Command neurons are broadly tuned to movement direction and their PD changes in an orderly fashion with shoulder angle (Caminiti et al., 1990, 1991; Sergio and Kalaska, 1997) [for wrist movements see also (Kakei et al., 1999)]. This is an immediate consequence of the model of command neuron activity. The same principle (combination of nonshifting gain fields and shifting receptive fields to compute coordinate transformations) is found in Salinas and Abbott (Salinas and Abbott, 1995). In fact, our theory of coordinate transformations (Baraduc and Guigon, 2001) is an extension to the multidimensional case of the one-dimensional case developed by Salinas and Abbott (Salinas and Abbott, 1995).

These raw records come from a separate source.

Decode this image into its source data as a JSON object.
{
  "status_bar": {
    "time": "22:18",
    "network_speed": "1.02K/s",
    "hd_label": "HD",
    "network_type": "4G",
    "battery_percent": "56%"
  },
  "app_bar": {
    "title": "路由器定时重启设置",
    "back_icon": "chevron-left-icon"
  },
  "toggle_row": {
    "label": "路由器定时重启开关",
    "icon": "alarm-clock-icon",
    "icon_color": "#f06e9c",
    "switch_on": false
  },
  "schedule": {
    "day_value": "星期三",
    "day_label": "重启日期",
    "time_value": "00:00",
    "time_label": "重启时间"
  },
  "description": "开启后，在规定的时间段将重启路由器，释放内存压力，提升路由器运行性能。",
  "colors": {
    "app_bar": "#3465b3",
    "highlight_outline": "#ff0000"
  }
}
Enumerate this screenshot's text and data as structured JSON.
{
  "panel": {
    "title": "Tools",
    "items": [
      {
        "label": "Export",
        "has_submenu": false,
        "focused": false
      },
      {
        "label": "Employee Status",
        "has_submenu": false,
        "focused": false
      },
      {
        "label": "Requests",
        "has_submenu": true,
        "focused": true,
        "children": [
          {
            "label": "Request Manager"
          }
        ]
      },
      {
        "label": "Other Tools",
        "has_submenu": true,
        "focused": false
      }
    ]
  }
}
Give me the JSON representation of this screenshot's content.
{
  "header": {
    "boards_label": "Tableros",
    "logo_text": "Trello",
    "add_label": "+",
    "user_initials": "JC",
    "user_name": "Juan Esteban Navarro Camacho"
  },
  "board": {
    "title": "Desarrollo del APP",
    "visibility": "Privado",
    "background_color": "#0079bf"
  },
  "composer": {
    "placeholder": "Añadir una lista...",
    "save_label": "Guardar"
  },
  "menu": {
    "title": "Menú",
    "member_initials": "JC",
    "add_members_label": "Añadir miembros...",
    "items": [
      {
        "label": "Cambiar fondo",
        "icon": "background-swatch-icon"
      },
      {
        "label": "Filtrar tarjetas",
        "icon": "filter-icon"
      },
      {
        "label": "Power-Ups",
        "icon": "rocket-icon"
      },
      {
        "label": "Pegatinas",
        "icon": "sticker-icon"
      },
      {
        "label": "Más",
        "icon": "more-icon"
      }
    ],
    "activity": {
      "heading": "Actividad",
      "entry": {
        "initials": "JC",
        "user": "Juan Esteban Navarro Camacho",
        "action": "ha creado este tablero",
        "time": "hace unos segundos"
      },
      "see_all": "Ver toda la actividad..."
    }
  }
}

Variations in arm posture not only cause rotation of the PDs but more generally modulate their distribution. There is no direct experimental evidence for this. Scott and Kalaska (Scott and Kalaska, 1997) compared distributions of PDs for a ‘natural’ and an ‘abducted’ posture. They found that both distributions were nonuniform, although it is generally reported that the former is uniform (Schwartz et al., 1988; Caminiti et al., 1990a) [but see (Georgopoulos et al., 1982)]. According to the model, these discrepancies could result from the influence of arm position on PDs.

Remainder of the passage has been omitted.